FatJar funktioniert wirklich gut. Kann ich nur empfehlen.


----------



## pewex (14. Aug 2007)

Da Ihr schon beim Thema seid.

Ich habe heute den ganzen Tag mit dem fatjar rumexperimentiert und bekomme es nicht zum laufen.
Das progamm läuft zwar, aber alle Bilder die im Programm benutzt werden werden nicht mehr angezeigt.

Und eine zweite Frage:
Wie gibt man der erzeugten Jar das ganze  JRE mit, so dass es per Doppelklick überall ausführbar ist.



Mein Ziel ist es:
- nach Möglichkeit Alles in eine JAR zu packen und es soll zentral auf einem Server liegen und von dort
  ausführbar sein.


Meine Projekt-Struktur (es sind natürlich mehr Dateien in den einzelnen Ordnern drin)


+---bin
|   +---calculations
|   |   |   CalcButtonPanel.class
|   |   |   CalcPanel.class
|   |   |   
|   |   \---modules
|   |       |   ModulesPanel.class
|   |       |   ModulesPanelActivities.class
|   |       |         
|   |       \---calc04_10
|   |               Calc04_10Activities.class
|   |               Calc04_10Panel.java
|   |               
|   +---changeowner
|   |       ChangeOwnerActivities.class
|   |       ChangeOwnerPanel.class
|   |       
|   +---connection
|   |       ChkUserAccount.class
|   |       HandleDatabase.class
|   |       TranparentPanel.class
|   |       
|   +---contracts
|   |       ContractDialog.class
|   |       ContractDialogActivities.class
|   |       
|   +---main
|   |       MainFrame.class
|   |       Programmstart.class
|   |       
|   +---shared
|   |   +---classes
|   |   |       ChooseLanguage4Print.class
|   |   |       HandleMitarbeiterNamen.class
|   |   |       OptimizeTableColumnSize.class
|   |   |       Parameters.class
|   |   |       
|   |   \---panels
|   |           AuftragsNr_Jahr_Panel.class
|   |           LoggedNamePanel.class
|   |           PN_DN_Panel.class
|   |           
|   \---usermanagement
|           EditUserActivities.class
|           UserTreeBody.class
|           
+---img
|   +---background
|   |       background.gif
|   |       
|   +---CalcsXX
|   |       Calc04.jpg
|   |       Calc05.jpg
|   |       Calc06.jpg
|   |       
|   +---flags
|   |       flag_eng.jpg
|   |       flag_ger.jpg
|   |       
|   +---formulas
|   |       As.gif
|   |       Asd.gif
|   \---FrameIcon
|           Frame_Icon.jpg
|           
\---thirdparty
    +---JDBCdriver
    |       mysql-connector-java-5.1.0-bin.jar
    |  
    +---Webbrowser
    |       Opera
    |        unterordner1
    |        unterordner2
    |        unterordner3
    \---jre
         lib
           -jar1
           -jar2
         ext
           -jar1
           -jar2
         unterordner3
             -file1
             -file2


----------



## Wildcard (14. Aug 2007)

1)Du lädst die Resource falsch
2)So geht's nicht


----------



## pewex (14. Aug 2007)

Danke, für die schnelle Antwort.

Wenn du mit  Ressourcen die Bilder meinst, dann hebe ich auch soeben einen Tip bekommen.
Ich habe die Bilder mit File.getAbsoluthPath() geladen, aber dass ich wohl anders machen habe ich gelesen.
Irgendwie mit getRessource oderso. Werde ich mir morgen anlesen müssen.

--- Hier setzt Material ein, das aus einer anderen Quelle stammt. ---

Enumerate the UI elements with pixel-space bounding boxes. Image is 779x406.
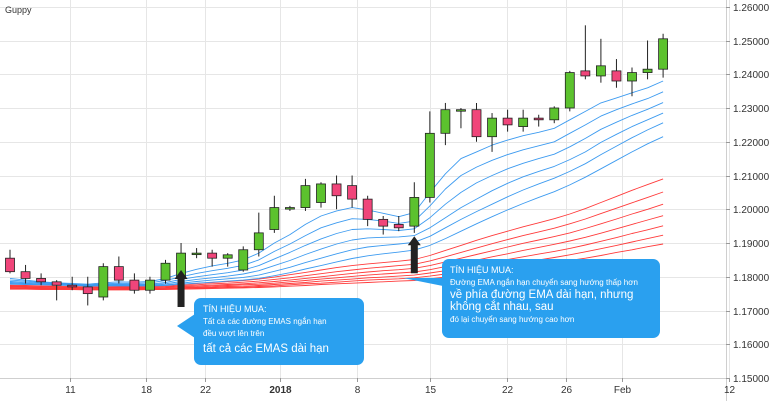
candle-body [347, 185, 358, 200]
callout-1-line-3: tất cả các EMAS dài hạn [203, 343, 329, 355]
x-tick-label: 22 [502, 385, 514, 396]
x-tick-label: 18 [141, 385, 153, 396]
candle-body [51, 281, 62, 286]
candle-body [378, 218, 389, 227]
candle-body [129, 279, 140, 291]
candle-body [20, 271, 31, 279]
x-tick-label: 26 [561, 385, 573, 396]
buy-arrow-icon [174, 270, 188, 307]
callout-buy-signal-2: TÍN HIỆU MUA: Đường EMA ngắn hạn chuyển … [442, 259, 660, 338]
candle-body [113, 266, 124, 281]
candle-body [611, 70, 622, 82]
y-axis: 1.15000 1.16000 1.17000 1.18000 1.19000 1.200… [726, 3, 770, 385]
candle-body [596, 65, 606, 77]
ema-short-line [9, 112, 664, 286]
candle-body [440, 109, 451, 134]
y-tick-label: 1.25000 [733, 37, 770, 48]
y-tick-label: 1.18000 [733, 273, 770, 284]
ema-long-group [9, 178, 664, 291]
callout-1-line-2: đều vượt lên trên [203, 329, 265, 338]
y-tick-label: 1.20000 [733, 205, 770, 216]
candle-body [253, 232, 264, 251]
callout-1-line-1: Tất cả các đường EMAS ngắn hạn [203, 317, 327, 326]
callout-buy-signal-1: TÍN HIỆU MUA: Tất cả các đường EMAS ngắn… [194, 298, 364, 365]
candle-body [393, 224, 404, 229]
y-tick-label: 1.17000 [733, 307, 770, 318]
candle-body [5, 257, 15, 273]
candle-body [82, 286, 93, 295]
x-axis: 11 18 22 2018 8 15 22 26 Feb 12 [65, 378, 735, 396]
candle-body [564, 72, 575, 109]
y-tick-label: 1.23000 [733, 104, 770, 115]
callout-1-title: TÍN HIỆU MUA: [203, 304, 267, 314]
ema-long-line [10, 234, 664, 290]
candle-body [331, 183, 342, 197]
callout-2-line-3: không cắt nhau, sau [450, 301, 554, 313]
y-tick-label: 1.16000 [733, 340, 770, 351]
y-tick-label: 1.24000 [733, 70, 770, 81]
ema-short-line [9, 136, 664, 287]
x-tick-label: 15 [425, 385, 437, 396]
candle-body [658, 38, 668, 70]
candle-body [222, 254, 233, 259]
candle-body [191, 252, 202, 256]
ema-long-line [9, 191, 664, 288]
candle-body [36, 278, 46, 283]
buy-arrow-icon [407, 236, 421, 274]
x-tick-label: Feb [614, 385, 632, 396]
candle-body [207, 252, 218, 259]
candle-body [238, 249, 249, 271]
callout-2-line-2: về phía đường EMA dài hạn, nhưng [450, 289, 634, 301]
callout-1-pointer [177, 314, 195, 338]
candle-body [67, 284, 78, 288]
ema-long-line [9, 203, 664, 289]
candle-body [549, 107, 560, 121]
ema-short-line [9, 102, 664, 286]
x-tick-label: 12 [724, 385, 736, 396]
candle-body [145, 279, 155, 291]
x-tick-label: 8 [355, 385, 361, 396]
candle-body [487, 117, 497, 138]
x-tick-label: 11 [65, 385, 76, 396]
y-tick-label: 1.21000 [733, 172, 770, 183]
candle-body [160, 262, 171, 281]
candle-body [269, 207, 280, 230]
candle-body [284, 207, 295, 210]
candle-body [502, 117, 513, 126]
x-tick-label: 22 [200, 385, 212, 396]
signal-arrows [174, 236, 421, 307]
x-tick-label: 2018 [269, 385, 292, 396]
y-tick-label: 1.19000 [733, 239, 770, 250]
candle-body [642, 68, 653, 73]
candle-body [316, 183, 326, 203]
candle-body [627, 72, 637, 82]
candle-body [580, 70, 591, 77]
candle-body [409, 197, 420, 227]
candle-body [98, 266, 109, 298]
candle-body [533, 117, 544, 121]
candle-body [424, 132, 435, 198]
y-tick-label: 1.22000 [733, 138, 770, 149]
chart-title: Guppy [5, 5, 32, 15]
candles [5, 25, 668, 306]
callout-2-pointer [403, 278, 443, 286]
y-tick-label: 1.26000 [733, 3, 770, 14]
candle-body [518, 117, 529, 127]
callout-2-line-1: Đường EMA ngắn hạn chuyển sang hướng thấ… [450, 278, 638, 287]
candle-body [362, 198, 373, 220]
callout-2-title: TÍN HIỆU MUA: [450, 265, 514, 275]
candle-body [471, 109, 482, 138]
ema-long-line [9, 178, 664, 288]
candle-body [456, 109, 466, 112]
candle-body [300, 185, 311, 208]
callout-2-line-4: đó lại chuyển sang hướng cao hơn [450, 315, 575, 324]
y-tick-label: 1.15000 [733, 374, 770, 385]
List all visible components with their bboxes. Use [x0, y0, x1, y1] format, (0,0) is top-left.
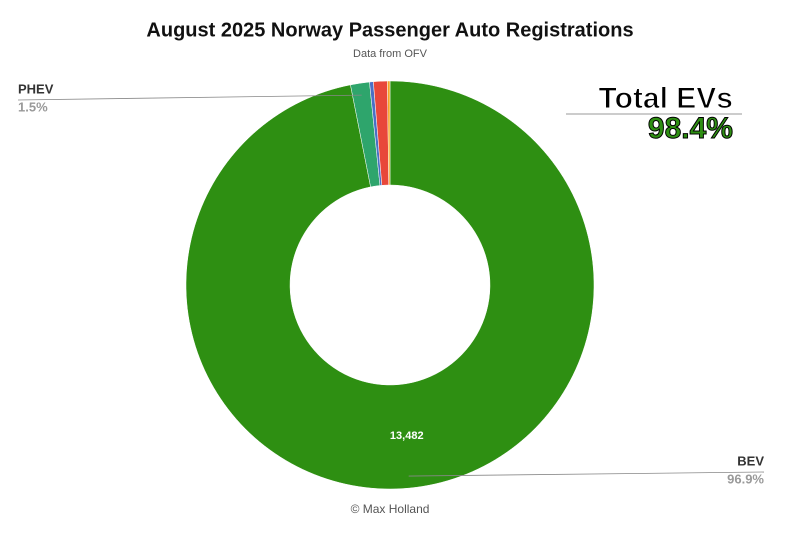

Aber auf meine Frage zurückzukommen wegen dem JRE mitgeben. 
Kann man es irgendwie in ein Jar packen und zwar so, dass es beim doppelklick auf .jar verwendet wird ?

Gerade eben habe ich mir ein 3Zeiliges vb skript abgeschrieben, der eine gewöhnliche starteJar.bat ausführt aber das Konsolenfenster nicht öffnet, so kann ich wenigstens meine JRE verwenden
Bedenke, dass ich mein JavaProg von einer NetzwerkFreigabe laufen lassen möchte, ohne bei jedem Client Java installieren zu müssen.


----------



## Wildcard (15. Aug 2007)

1. nein, es geht definitiv nicht. Ein jar ist nichts anderes als ein zip. Lediglich die Verknüpfung zu einer JRE lässt es 'ausführbar' werden
2. etwa 98% aller Rechner haben bereits eine JRE installiert
3. würde dein Programm zur Bloatware werden wenn du jedem Client *noch eine* 120MB JRE verpasst


----------



## Leroy42 (15. Aug 2007)

Wildcard hat gesagt.:
			
		

> wenn du jedem Client *noch eine* 120MB JRE verpasst



120 MB?  :shock: 

Meine JRE benötigt insgesamt _nur_ 70.4 MegaBytes.


----------



## Wildcard (15. Aug 2007)

Leroy42 hat gesagt.:
			
		

> Meine JRE benötigt insgesamt _nur_ 70.4 MegaBytes.


Von mir aus auch das  :wink:


----------



## Leroy42 (15. Aug 2007)

Wildcard hat gesagt.:
			
		

> Leroy42 hat gesagt.:
> 
> 
> 
> ...



Ätsch!! Meiner ist kleiner!


----------